DDII menyatakan, dalam menjalankan syariat Islam, haruslah dimulai dari keteladanan para pemimpin dari tingkat provinsi hingga tingkat gampong (desa). Untuk itu, sehubungan semakin dekatnya Pilkada gubernur/wakil dan 18 bupati/walikota secara serentak di Aceh, DDII mengimbau muslimin Aceh, agar memilih pemimpin yang benar-benar sesuai kriteria islami, memiliki komitmen menjalankan syariat Islam, mencintai rakyat dan dicintai oleh rakyatnya.
Pada bagian lain rekomendasi yang ditulis tiga halaman itu, DDII mengharapkan pemerintah lebih hati hati-hati dan menyeleksi investor asing dan tamu luar Aceh, agar tidak membawa misi yang bertentangan dengan pelaksanaan syariat Islam. Orang non muslim haruslah menghargai Aceh yang sedang menjalankan syariat Islam sebagai identitas negerinya.
Sementara untuk MPU, diharapkan bertindak tegas dan berani dalam membuat fatwa. Memanggil pemerintah untuk dinasehati apabila terdapat kebijakan yang diberlakukan merugikan Islam. Supaya kebedataan MPU lebih kuat, hendaknya dalam kepengurusan MPU melibatkan unsur Ormas Islam dan lembaga dakwah.
Muswil DDII Aceh ke 3 ditutup oleh Ketua terpilih kembali secara aklamasi untuk empat tahun kedepan, Drs Tgk H Hasanuddin Yusuf Adan MCL, MA. Pengurus lengkap PW DDII Aceh 2011-2015 akan diumumkan pasca Idul Fitri 1432 Hijriah oleh formatur yang telah ditunjuk forum Muswil, yang terdiri dari Ketua: Hasanuddin Yusuf Adan, anggota: Nazaruddin Idris, Said Azhar, Bismi Syamaun, M. Yusran Hadi, Muhammad AR dan Samir Abdullah.
Tak cukup hanya Aceh
Forum Muswil juga diboboti dengan Dialog Da’wah dan Bedah Buku. Dalam presentasi makalahnya, Ketua Umum DDII Pusat H Syuhada Bahri Lc mengatakan, seharusnya pilot proyek pelaksanaan syariat Islam seharusnya tak hanya berlangsung di Aceh saja, sehingga lebih mudah dievaluasi. “Tak cukup hanya Aceh saja, mestinya ada tiga provinsi lagi,” katanya. Apabila satu provinsi dianggap gagal, maka akan ada provinsi lain yang menjadi model sukses.

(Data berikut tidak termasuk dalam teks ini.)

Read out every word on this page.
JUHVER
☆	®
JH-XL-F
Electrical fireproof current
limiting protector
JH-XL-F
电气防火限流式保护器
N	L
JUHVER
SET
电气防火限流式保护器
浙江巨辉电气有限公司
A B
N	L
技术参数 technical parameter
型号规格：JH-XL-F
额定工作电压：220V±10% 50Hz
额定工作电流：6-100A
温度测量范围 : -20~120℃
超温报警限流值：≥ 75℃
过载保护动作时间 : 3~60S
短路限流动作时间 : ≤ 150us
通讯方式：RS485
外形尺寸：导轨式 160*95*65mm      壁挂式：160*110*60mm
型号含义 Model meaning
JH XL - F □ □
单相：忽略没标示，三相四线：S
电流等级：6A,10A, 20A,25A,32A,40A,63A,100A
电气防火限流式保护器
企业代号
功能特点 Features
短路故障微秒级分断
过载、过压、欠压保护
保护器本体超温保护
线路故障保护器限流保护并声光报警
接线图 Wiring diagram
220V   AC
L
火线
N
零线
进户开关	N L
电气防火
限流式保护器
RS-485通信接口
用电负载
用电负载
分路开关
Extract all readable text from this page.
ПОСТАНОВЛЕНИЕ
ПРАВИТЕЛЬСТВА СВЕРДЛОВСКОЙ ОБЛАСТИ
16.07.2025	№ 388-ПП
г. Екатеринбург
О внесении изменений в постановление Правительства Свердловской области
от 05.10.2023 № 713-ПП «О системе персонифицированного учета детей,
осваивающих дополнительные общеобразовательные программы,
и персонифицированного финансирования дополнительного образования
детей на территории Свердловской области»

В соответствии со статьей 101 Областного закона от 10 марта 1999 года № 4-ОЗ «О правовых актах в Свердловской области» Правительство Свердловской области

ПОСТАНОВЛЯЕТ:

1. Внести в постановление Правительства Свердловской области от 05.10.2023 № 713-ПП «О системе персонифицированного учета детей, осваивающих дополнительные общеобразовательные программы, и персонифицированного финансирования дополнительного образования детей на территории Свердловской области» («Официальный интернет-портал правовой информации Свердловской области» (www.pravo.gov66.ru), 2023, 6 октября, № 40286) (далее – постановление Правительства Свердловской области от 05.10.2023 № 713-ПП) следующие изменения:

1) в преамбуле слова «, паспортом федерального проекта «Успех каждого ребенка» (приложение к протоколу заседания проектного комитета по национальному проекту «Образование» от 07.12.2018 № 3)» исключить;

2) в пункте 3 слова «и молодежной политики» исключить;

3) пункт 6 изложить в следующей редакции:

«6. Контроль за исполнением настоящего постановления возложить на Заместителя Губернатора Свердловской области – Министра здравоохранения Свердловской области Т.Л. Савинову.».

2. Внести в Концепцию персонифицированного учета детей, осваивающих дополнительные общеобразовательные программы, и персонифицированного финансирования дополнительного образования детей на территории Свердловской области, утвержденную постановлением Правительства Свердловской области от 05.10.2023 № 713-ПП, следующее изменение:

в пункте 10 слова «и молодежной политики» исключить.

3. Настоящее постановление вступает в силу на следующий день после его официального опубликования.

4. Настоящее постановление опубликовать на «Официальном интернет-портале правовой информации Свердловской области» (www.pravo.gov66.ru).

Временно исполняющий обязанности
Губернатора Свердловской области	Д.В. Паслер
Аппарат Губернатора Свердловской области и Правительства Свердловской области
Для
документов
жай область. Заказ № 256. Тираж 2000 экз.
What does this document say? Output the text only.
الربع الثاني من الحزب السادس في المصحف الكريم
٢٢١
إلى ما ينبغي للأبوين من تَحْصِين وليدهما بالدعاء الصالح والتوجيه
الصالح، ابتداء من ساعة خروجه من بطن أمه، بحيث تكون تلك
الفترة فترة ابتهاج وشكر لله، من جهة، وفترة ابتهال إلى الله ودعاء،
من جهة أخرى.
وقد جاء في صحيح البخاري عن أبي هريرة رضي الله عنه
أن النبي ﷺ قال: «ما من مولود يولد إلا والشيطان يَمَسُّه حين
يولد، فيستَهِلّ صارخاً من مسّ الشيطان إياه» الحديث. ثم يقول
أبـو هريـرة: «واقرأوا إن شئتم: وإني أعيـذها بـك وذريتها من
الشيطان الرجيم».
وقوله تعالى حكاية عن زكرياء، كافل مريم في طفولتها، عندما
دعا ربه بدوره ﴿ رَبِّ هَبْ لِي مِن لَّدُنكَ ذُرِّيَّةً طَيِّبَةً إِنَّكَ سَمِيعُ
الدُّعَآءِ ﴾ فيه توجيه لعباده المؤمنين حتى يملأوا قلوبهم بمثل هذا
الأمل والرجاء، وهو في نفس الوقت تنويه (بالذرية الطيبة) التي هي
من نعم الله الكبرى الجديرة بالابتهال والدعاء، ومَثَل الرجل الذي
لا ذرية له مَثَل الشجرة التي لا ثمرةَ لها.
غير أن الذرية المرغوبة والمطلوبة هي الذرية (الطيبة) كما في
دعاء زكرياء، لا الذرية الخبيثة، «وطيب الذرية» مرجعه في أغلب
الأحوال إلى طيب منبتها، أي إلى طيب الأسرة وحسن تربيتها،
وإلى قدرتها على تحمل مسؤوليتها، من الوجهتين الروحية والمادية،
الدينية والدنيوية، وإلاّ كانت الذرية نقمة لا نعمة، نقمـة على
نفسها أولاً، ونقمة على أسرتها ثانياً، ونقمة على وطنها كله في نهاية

Menurut dia, pelaksanaan syariat Islam haruslah berlangsung di seluruh Indonesia. Itulah yang terus diperjuangkan oleh DDII dan komponen Islam lainnya melalui berbagai aktivitas dakwah dan pendekatan politik. Implementasi syariat Islam kaffah di Indonesia adalah hal wajar, mengingat negeri ini bebas dari penjajahan kolonial tak terlepas peran besar muslimin melakukan jihad fisabilillah melawan penjajah. “Muslimin mayoritas di Indonesia,’ tegasnya.
Untuk itu, dia berharap pengurus DDII dan aktivis dakwah di seluruh Indonesia dapat meningkatkan aktivitas dakwah, sehingga secara bertahap masyarakat Islam tak lagi menolak syariat Islam. Dalam pengetahuannya, selama ini, sering kali jika ada tuntutan pemberlakukan syariat Islam, maka yang menolaknya juga ummat Islam. Lihat saja pemberlakuan Perda-Perda syariat Islam di beberarapa daerah, justru yang memprotesnya dari kalangan Islam.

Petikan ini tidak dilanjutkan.